Oroxylin A Inhibits Hemolysis via Hindering the Self-Assembly of α-Hemolysin Heptameric Transmembrane Pore

Alpha-hemolysin (alpha-HL) is a self-assembling, channel-forming toxin produced by most Staphylococcus aureus strains as a 33.2-kDa soluble monomer. Upon binding to a susceptible cell membrane, the monomer self-assembles to form a 232.4-kDa heptamer that ultimately causes host cell lysis and death. Consequently, alpha-HL plays a significant role in the pathogenesis of S. aureus infections, such as pneumonia, mastitis, keratitis and arthritis. In this paper, experimental studies show that oroxylin A (ORO), a natural compound without anti-S. aureus activity, can inhibit the hemolytic activity of alpha-HL. Molecular dynamics simulations, free energy calculations, and mutagenesis assays were performed to understand the formation of the alpha-HL-ORO complex. This combined approach revealed that the catalytic mechanism of inhibition involves the direct binding of ORO to alpha-HL, which blocks the conformational transition of the critical Loop'' region of the alpha-HL protein thereby inhibiting its hemolytic activity.

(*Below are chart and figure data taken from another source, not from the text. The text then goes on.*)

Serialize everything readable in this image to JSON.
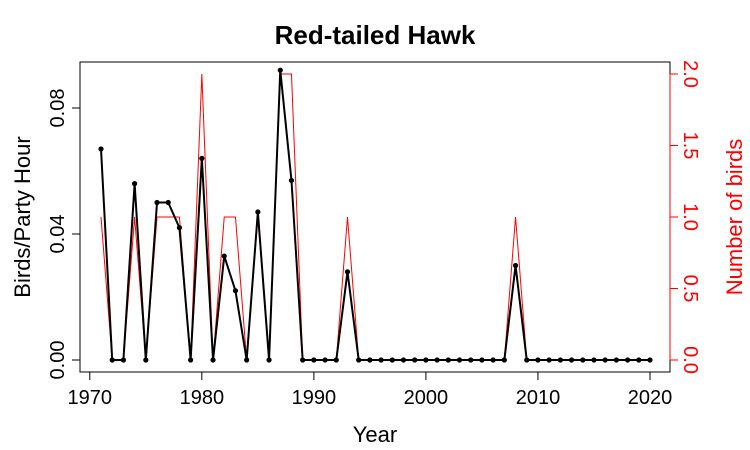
{
  "chart_data": {
    "type": "line",
    "title": "Red-tailed Hawk",
    "xlabel": "Year",
    "ylabel": "Birds/Party Hour",
    "y2label": "Number of birds",
    "xlim": [
      1970,
      2020
    ],
    "ylim": [
      0,
      0.092
    ],
    "y2lim": [
      0,
      2.0
    ],
    "xticks": [
      1970,
      1980,
      1990,
      2000,
      2010,
      2020
    ],
    "yticks": [
      0,
      0.04,
      0.08
    ],
    "ytick_labels": [
      "0.00",
      "0.04",
      "0.08"
    ],
    "y2ticks": [
      0,
      0.5,
      1.0,
      1.5,
      2.0
    ],
    "y2tick_labels": [
      "0.0",
      "0.5",
      "1.0",
      "1.5",
      "2.0"
    ],
    "grid": false,
    "x": [
      1971,
      1972,
      1973,
      1974,
      1975,
      1976,
      1977,
      1978,
      1979,
      1980,
      1981,
      1982,
      1983,
      1984,
      1985,
      1986,
      1987,
      1988,
      1989,
      1990,
      1991,
      1992,
      1993,
      1994,
      1995,
      1996,
      1997,
      1998,
      1999,
      2000,
      2001,
      2002,
      2003,
      2004,
      2005,
      2006,
      2007,
      2008,
      2009,
      2010,
      2011,
      2012,
      2013,
      2014,
      2015,
      2016,
      2017,
      2018,
      2019,
      2020
    ],
    "series": [
      {
        "axis": "left",
        "style": "line-points",
        "color": "#000000",
        "values": [
          0.067,
          0,
          0,
          0.056,
          0,
          0.05,
          0.05,
          0.042,
          0,
          0.064,
          0,
          0.033,
          0.022,
          0,
          0.047,
          0,
          0.092,
          0.057,
          0,
          0,
          0,
          0,
          0.028,
          0,
          0,
          0,
          0,
          0,
          0,
          0,
          0,
          0,
          0,
          0,
          0,
          0,
          0,
          0.03,
          0,
          0,
          0,
          0,
          0,
          0,
          0,
          0,
          0,
          0,
          0,
          0
        ]
      },
      {
        "axis": "right",
        "style": "step",
        "color": "#ff0000",
        "values": [
          1,
          0,
          0,
          1,
          0,
          1,
          1,
          1,
          0,
          2,
          0,
          1,
          1,
          0,
          1,
          0,
          2,
          2,
          0,
          0,
          0,
          0,
          1,
          0,
          0,
          0,
          0,
          0,
          0,
          0,
          0,
          0,
          0,
          0,
          0,
          0,
          0,
          1,
          0,
          0,
          0,
          0,
          0,
          0,
          0,
          0,
          0,
          0,
          0,
          0
        ]
      }
    ]
  }
}
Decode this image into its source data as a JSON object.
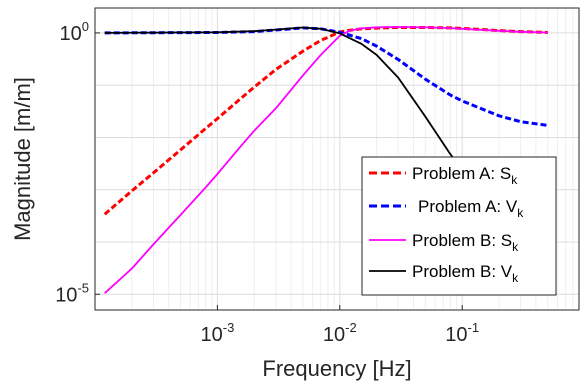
{
  "chart_data": {
    "type": "line",
    "xlabel": "Frequency [Hz]",
    "ylabel": "Magnitude [m/m]",
    "xscale": "log",
    "yscale": "log",
    "xlim": [
      0.0001,
      0.9
    ],
    "ylim": [
      5e-06,
      3.0
    ],
    "grid": true,
    "legend_position": "bottom-right",
    "x_ticks": [
      {
        "base": "10",
        "exp": "-3",
        "value": 0.001
      },
      {
        "base": "10",
        "exp": "-2",
        "value": 0.01
      },
      {
        "base": "10",
        "exp": "-1",
        "value": 0.1
      }
    ],
    "y_ticks": [
      {
        "base": "10",
        "exp": "0",
        "value": 1
      },
      {
        "base": "10",
        "exp": "-5",
        "value": 1e-05
      }
    ],
    "series": [
      {
        "name": "Problem A: S",
        "sub": "k",
        "color": "#ff0000",
        "style": "dashed",
        "x": [
          0.00012,
          0.0002,
          0.0003,
          0.0005,
          0.0008,
          0.001,
          0.0015,
          0.002,
          0.003,
          0.005,
          0.007,
          0.01,
          0.012,
          0.015,
          0.02,
          0.03,
          0.05,
          0.08,
          0.1,
          0.15,
          0.2,
          0.3,
          0.5
        ],
        "y": [
          0.00034,
          0.00095,
          0.0021,
          0.0058,
          0.0148,
          0.023,
          0.052,
          0.092,
          0.2,
          0.45,
          0.72,
          1.04,
          1.12,
          1.2,
          1.24,
          1.27,
          1.27,
          1.25,
          1.22,
          1.16,
          1.11,
          1.06,
          1.02
        ]
      },
      {
        "name": "Problem A: V",
        "sub": "k",
        "color": "#0000ff",
        "style": "dashed",
        "x": [
          0.00012,
          0.001,
          0.002,
          0.003,
          0.005,
          0.007,
          0.01,
          0.015,
          0.02,
          0.03,
          0.05,
          0.08,
          0.1,
          0.15,
          0.2,
          0.3,
          0.5
        ],
        "y": [
          1.0,
          1.02,
          1.06,
          1.14,
          1.25,
          1.2,
          1.03,
          0.78,
          0.56,
          0.31,
          0.13,
          0.065,
          0.05,
          0.034,
          0.026,
          0.02,
          0.017
        ]
      },
      {
        "name": "Problem B: S",
        "sub": "k",
        "color": "#ff00ff",
        "style": "solid",
        "x": [
          0.00012,
          0.0002,
          0.0003,
          0.0005,
          0.0008,
          0.001,
          0.0015,
          0.002,
          0.003,
          0.005,
          0.007,
          0.01,
          0.012,
          0.015,
          0.02,
          0.03,
          0.05,
          0.08,
          0.1,
          0.15,
          0.2,
          0.3,
          0.5
        ],
        "y": [
          1.05e-05,
          3.1e-05,
          9e-05,
          0.00033,
          0.0011,
          0.002,
          0.0062,
          0.0135,
          0.036,
          0.155,
          0.38,
          0.88,
          1.1,
          1.22,
          1.28,
          1.3,
          1.28,
          1.24,
          1.2,
          1.14,
          1.1,
          1.05,
          1.02
        ]
      },
      {
        "name": "Problem B: V",
        "sub": "k",
        "color": "#000000",
        "style": "solid",
        "x": [
          0.00012,
          0.001,
          0.002,
          0.003,
          0.005,
          0.007,
          0.01,
          0.015,
          0.02,
          0.03,
          0.05,
          0.08,
          0.1,
          0.15,
          0.2,
          0.3,
          0.5
        ],
        "y": [
          1.0,
          1.03,
          1.08,
          1.16,
          1.27,
          1.2,
          0.98,
          0.62,
          0.38,
          0.14,
          0.025,
          0.0048,
          0.0024,
          0.00075,
          0.00035,
          0.00015,
          6e-05
        ]
      }
    ]
  }
}
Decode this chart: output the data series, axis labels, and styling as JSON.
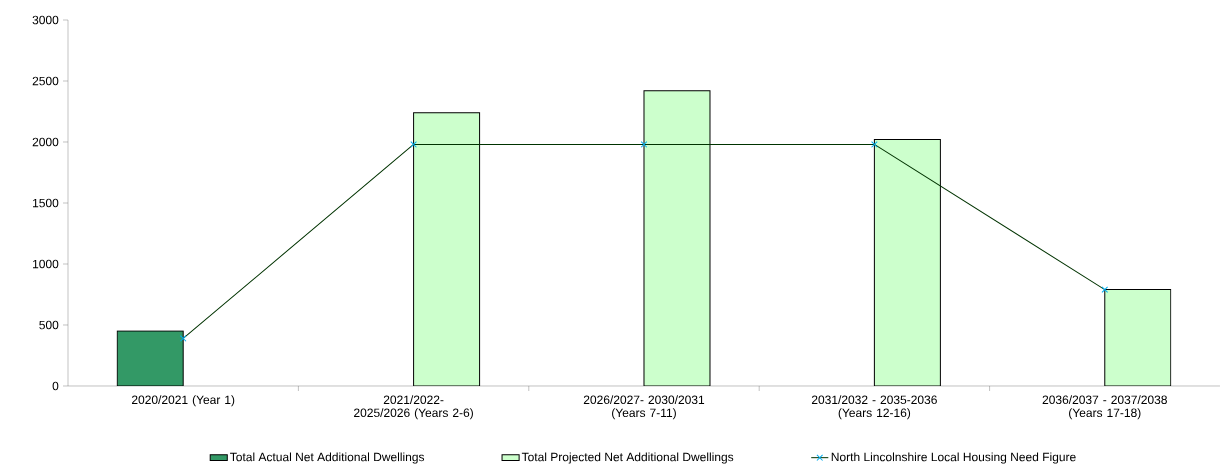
{
  "chart_data": {
    "type": "bar",
    "categories": [
      "2020/2021 (Year 1)",
      "2021/2022- 2025/2026 (Years 2-6)",
      "2026/2027- 2030/2031 (Years 7-11)",
      "2031/2032 - 2035-2036 (Years 12-16)",
      "2036/2037 - 2037/2038 (Years 17-18)"
    ],
    "series": [
      {
        "name": "Total Actual Net Additional Dwellings",
        "color": "#339966",
        "values": [
          450,
          null,
          null,
          null,
          null
        ]
      },
      {
        "name": "Total Projected Net Additional Dwellings",
        "color": "#ccffcc",
        "values": [
          null,
          2240,
          2420,
          2020,
          790
        ]
      },
      {
        "name": "North Lincolnshire Local Housing Need Figure",
        "type": "line",
        "color": "#003300",
        "values": [
          390,
          1980,
          1980,
          1980,
          790
        ]
      }
    ],
    "ylim": [
      0,
      3000
    ],
    "yticks": [
      0,
      500,
      1000,
      1500,
      2000,
      2500,
      3000
    ],
    "legend": "bottom",
    "marker": "cross"
  }
}
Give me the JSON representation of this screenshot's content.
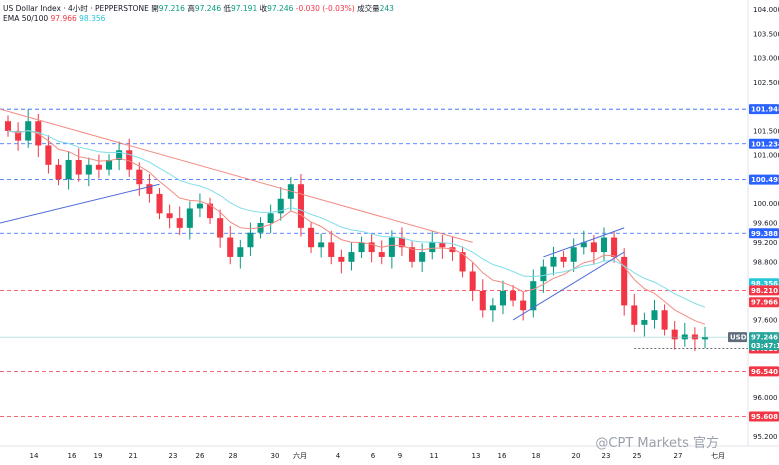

This mechanism was confirmed by experimental data obtained from a deoxycholate-induced oligomerization assay. It was also found that, in a co-culture system with S. aureus and human alveolar epithelial (A549) cells, ORO could protect against alpha-HL-mediated injury. These findings indicate that ORO hinders the lytic activity of alpha-HL through a novel mechanism, which should facilitate the design of new and more effective antibacterial agents against S. aureus.